"Size çok güzel bir haberim var."
Bakışlarımı sınıftaki herkes gibi hocaya yönelttim.
Öğretmenimiz Kurenai neredeyse şeytani bir sırıtışla, "Hepinizin derslerine ne kadar çok çalıştığını fark ettim ve bir karara vardım. Bugün hepiniz sözlü olacaksınız."
Bu sözden sonra ne beklersiniz? Tabiki koro halinde hayal kırıklığı inlemeleri.
Sözlü olmanın tam yeriydi cidden.
Öğretmen sesten rahatsız olmuşçasına, "Tamam bu kadarı yeterli çocuklar. Ne kadar şamata yaparsanız yapın işe yaramayacak." Masadaki sınıf listesini eline aldı. "Rastgele seçeceğim. Bakalım ilk seçilecek şanslı kişimiz kim." Listeye bakmadan parmaklarını rastgele hareket ettirdi.
Tanrım, lütfen ben seçilmeyeyim!! Zil ne zaman çalacak!!

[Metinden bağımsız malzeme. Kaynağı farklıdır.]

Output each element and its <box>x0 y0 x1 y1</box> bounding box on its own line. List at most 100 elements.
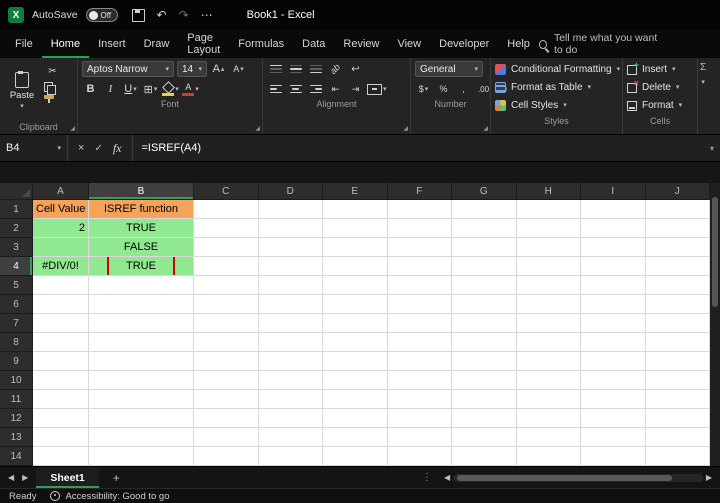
cell-G1[interactable] <box>452 200 517 219</box>
cell-H7[interactable] <box>516 314 581 333</box>
cell-A12[interactable] <box>33 409 89 428</box>
cell-J2[interactable] <box>645 219 710 238</box>
cell-F13[interactable] <box>387 428 452 447</box>
vertical-scrollbar[interactable] <box>710 183 720 466</box>
cell-A1[interactable]: Cell Value <box>33 200 89 219</box>
cell-H3[interactable] <box>516 238 581 257</box>
cell-F9[interactable] <box>387 352 452 371</box>
cell-D13[interactable] <box>258 428 323 447</box>
horizontal-scrollbar[interactable]: ◀ ▶ <box>444 472 712 484</box>
cell-C9[interactable] <box>194 352 259 371</box>
format-as-table-button[interactable]: Format as Table ▾ <box>495 79 618 96</box>
grow-font-button[interactable]: A ▴ <box>210 61 227 77</box>
cell-D10[interactable] <box>258 371 323 390</box>
cell-B10[interactable] <box>89 371 194 390</box>
menu-tab-insert[interactable]: Insert <box>89 30 135 58</box>
horizontal-scrollbar-track[interactable] <box>453 473 703 482</box>
column-header-i[interactable]: I <box>581 183 646 200</box>
column-header-h[interactable]: H <box>516 183 581 200</box>
formula-input[interactable]: =ISREF(A4) <box>133 135 704 161</box>
decrease-indent-button[interactable]: ⇤ <box>327 81 344 97</box>
vertical-scrollbar-thumb[interactable] <box>712 197 718 307</box>
cell-H2[interactable] <box>516 219 581 238</box>
cell-B8[interactable] <box>89 333 194 352</box>
cell-A8[interactable] <box>33 333 89 352</box>
cell-J7[interactable] <box>645 314 710 333</box>
cell-J10[interactable] <box>645 371 710 390</box>
shrink-font-button[interactable]: A ▾ <box>230 61 247 77</box>
cell-C14[interactable] <box>194 447 259 466</box>
number-format-combo[interactable]: General ▾ <box>415 61 483 77</box>
menu-tab-data[interactable]: Data <box>293 30 334 58</box>
cell-B4[interactable]: TRUE <box>89 257 194 276</box>
cell-G6[interactable] <box>452 295 517 314</box>
cell-B3[interactable]: FALSE <box>89 238 194 257</box>
cell-J12[interactable] <box>645 409 710 428</box>
column-header-d[interactable]: D <box>258 183 323 200</box>
cell-G7[interactable] <box>452 314 517 333</box>
cell-D6[interactable] <box>258 295 323 314</box>
cell-F8[interactable] <box>387 333 452 352</box>
increase-decimal-button[interactable]: .00 <box>475 81 492 97</box>
scroll-left-icon[interactable]: ◀ <box>444 473 450 482</box>
cell-C10[interactable] <box>194 371 259 390</box>
cell-D3[interactable] <box>258 238 323 257</box>
cell-C3[interactable] <box>194 238 259 257</box>
menu-tab-review[interactable]: Review <box>334 30 388 58</box>
wrap-text-button[interactable]: ↩ <box>347 61 364 77</box>
cell-I11[interactable] <box>581 390 646 409</box>
column-header-b[interactable]: B <box>89 183 194 200</box>
insert-cells-button[interactable]: Insert ▾ <box>627 60 693 78</box>
scroll-right-icon[interactable]: ▶ <box>706 473 712 482</box>
format-cells-button[interactable]: Format ▾ <box>627 97 693 114</box>
cell-J9[interactable] <box>645 352 710 371</box>
cell-I2[interactable] <box>581 219 646 238</box>
font-color-button[interactable]: A ▾ <box>182 81 199 97</box>
cell-J14[interactable] <box>645 447 710 466</box>
copy-button[interactable] <box>44 82 56 95</box>
underline-button[interactable]: U ▾ <box>122 81 139 97</box>
cell-I5[interactable] <box>581 276 646 295</box>
cell-H11[interactable] <box>516 390 581 409</box>
new-sheet-button[interactable]: + <box>107 471 126 485</box>
cell-E12[interactable] <box>323 409 388 428</box>
cell-B2[interactable]: TRUE <box>89 219 194 238</box>
cell-J8[interactable] <box>645 333 710 352</box>
autosum-icon[interactable]: Σ <box>700 62 706 73</box>
row-header-6[interactable]: 6 <box>0 295 33 314</box>
column-header-g[interactable]: G <box>452 183 517 200</box>
customize-toolbar-icon[interactable]: ⋯ <box>201 9 213 21</box>
enter-formula-icon[interactable]: ✓ <box>94 143 102 154</box>
cell-J5[interactable] <box>645 276 710 295</box>
cell-B7[interactable] <box>89 314 194 333</box>
cell-D14[interactable] <box>258 447 323 466</box>
menu-tab-file[interactable]: File <box>6 30 42 58</box>
bold-button[interactable]: B <box>82 81 99 97</box>
cell-D8[interactable] <box>258 333 323 352</box>
cell-D2[interactable] <box>258 219 323 238</box>
cell-E1[interactable] <box>323 200 388 219</box>
name-box[interactable]: B4 ▾ <box>0 135 68 161</box>
cell-F2[interactable] <box>387 219 452 238</box>
alignment-dialog-launcher-icon[interactable]: ◢ <box>403 125 408 132</box>
row-header-14[interactable]: 14 <box>0 447 33 466</box>
column-header-c[interactable]: C <box>194 183 259 200</box>
cell-F12[interactable] <box>387 409 452 428</box>
undo-icon[interactable]: ↶ <box>157 9 167 21</box>
cell-H14[interactable] <box>516 447 581 466</box>
cell-C2[interactable] <box>194 219 259 238</box>
row-header-11[interactable]: 11 <box>0 390 33 409</box>
menu-tab-home[interactable]: Home <box>42 30 89 58</box>
row-header-9[interactable]: 9 <box>0 352 33 371</box>
cell-B9[interactable] <box>89 352 194 371</box>
next-sheet-icon[interactable]: ▶ <box>22 473 28 482</box>
cell-B12[interactable] <box>89 409 194 428</box>
cell-F7[interactable] <box>387 314 452 333</box>
accounting-format-button[interactable]: $ ▾ <box>415 81 432 97</box>
chevron-down-icon[interactable]: ▾ <box>701 79 705 86</box>
cell-A9[interactable] <box>33 352 89 371</box>
accessibility-status[interactable]: Accessibility: Good to go <box>50 491 170 502</box>
cell-C1[interactable] <box>194 200 259 219</box>
cell-H13[interactable] <box>516 428 581 447</box>
horizontal-scrollbar-thumb[interactable] <box>457 474 673 481</box>
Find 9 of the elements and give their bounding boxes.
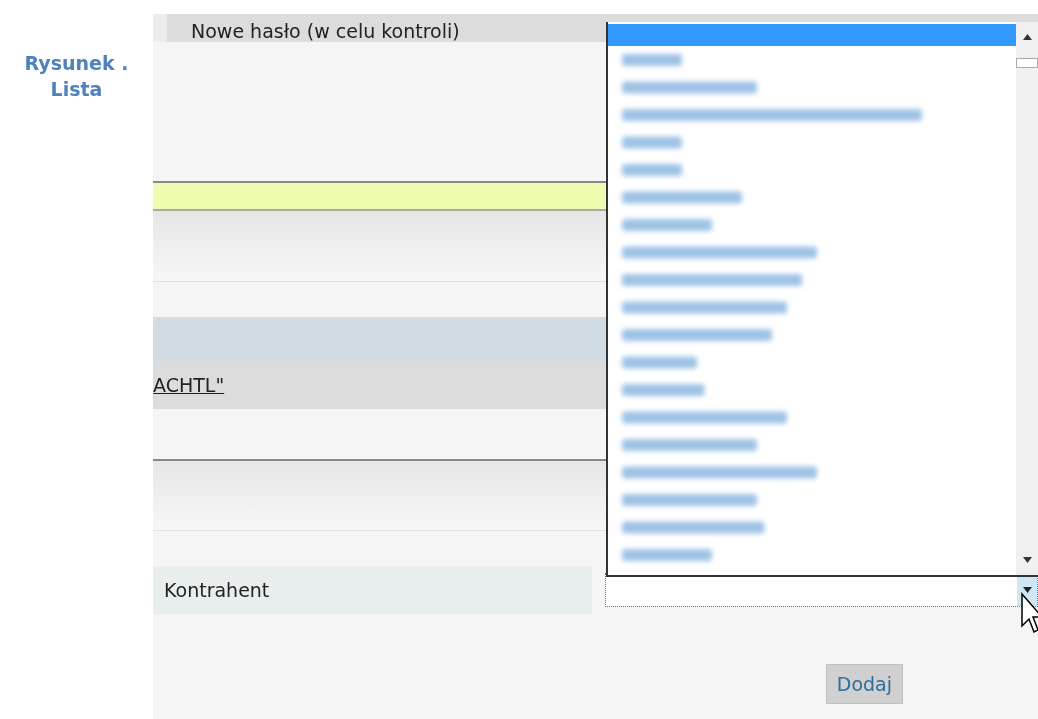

Ders daha yeni başladı salak nasıl çalsın hemen!
"Choji"
Öğretmenin ağzından çıkan isimle rahat bir nefes verdim. Şimdilik kurtulduk.
Choji'nin sıfatını görmek için arkama döndüm. Benim arkada, çaprazımda oturuyordu.
Bekle...
Yemek mi yiyor be o yine??
Kendisi abimle yarışacak kapasitede. Ikisi de pisboğazın teki. Tek fark abim ne kadar yese de kilo almıyor. Bu özelliğini kıskanmıyor değilim.
Choji boğuk bir sesle, "Bir sorun mu var hocam?" Dedi. Dinlememiş bile, resmen yemeğiyle aşk yaşıyor.
"Ben sana derste yemek yemek yasak demedim mi? Niye sürekli aynı şeyi yapıyorsun?"
Choji yemeği sıranın altına bırakıp ayağa kalktı. "Kan şekerim düşüyor hocam. Napayım öleyim mi?"
Ders bitimine kadar böyle tartışmaya devam ederlerse kesin yırttım.
"Her ders kan şekerin mi düşüyor oğlum senin?" Hocanın sesinden öfkelendiği belli oluyordu.
Choji'nin tepkileri o ladar komikki hocaya bakasım gelmiyor.
"Hocam arsız mide işte; Durmuyor."
"Dakikalarımı yedin choji saoll. Neyse bir daha görmeyeyim. Git hemen ellerini yıka. Beş dadika içinde gelmezsen sözlüne sıfır girerim, çabuk." Choji bunu duymasıyla şimşek gibi sınıftan çıkıverdi.
Haydi bakalımm.
Ayvayı yeme kısmına geliyoruz.
Kurenai-sensei, "choji gelene kadar başkasını seçeceğim." Dedi ve fekrar listeye döndü.
Ben olamayayım, lütfen ben olmayayım.
Tanrım, lütfen seçilmeyeyim eğer seçilmezsem söz bugün abimin çamaşırlarını toplayacağım.
"Sakura"
Söylediğime ben de inanmamıştım zaten.
Gergin bir şekilde ayağa kalkarak hocanın vereceği soruyu bekledim.
▪︎▪︎▪︎
Uzun bir günün ardından sonunda okuldan çıkmıştım. Kiba ve İno ile evin yolunu tutmuştuk. İkisi de anlaşmalı bir sessizlik içindeydiler.
Tuhaf...
Kişilikleri hiç birbirlerine uymadığından sürekli tartışma durumundaydılar. Yani eskiden öyleydi. Bu aralar pek görmedim.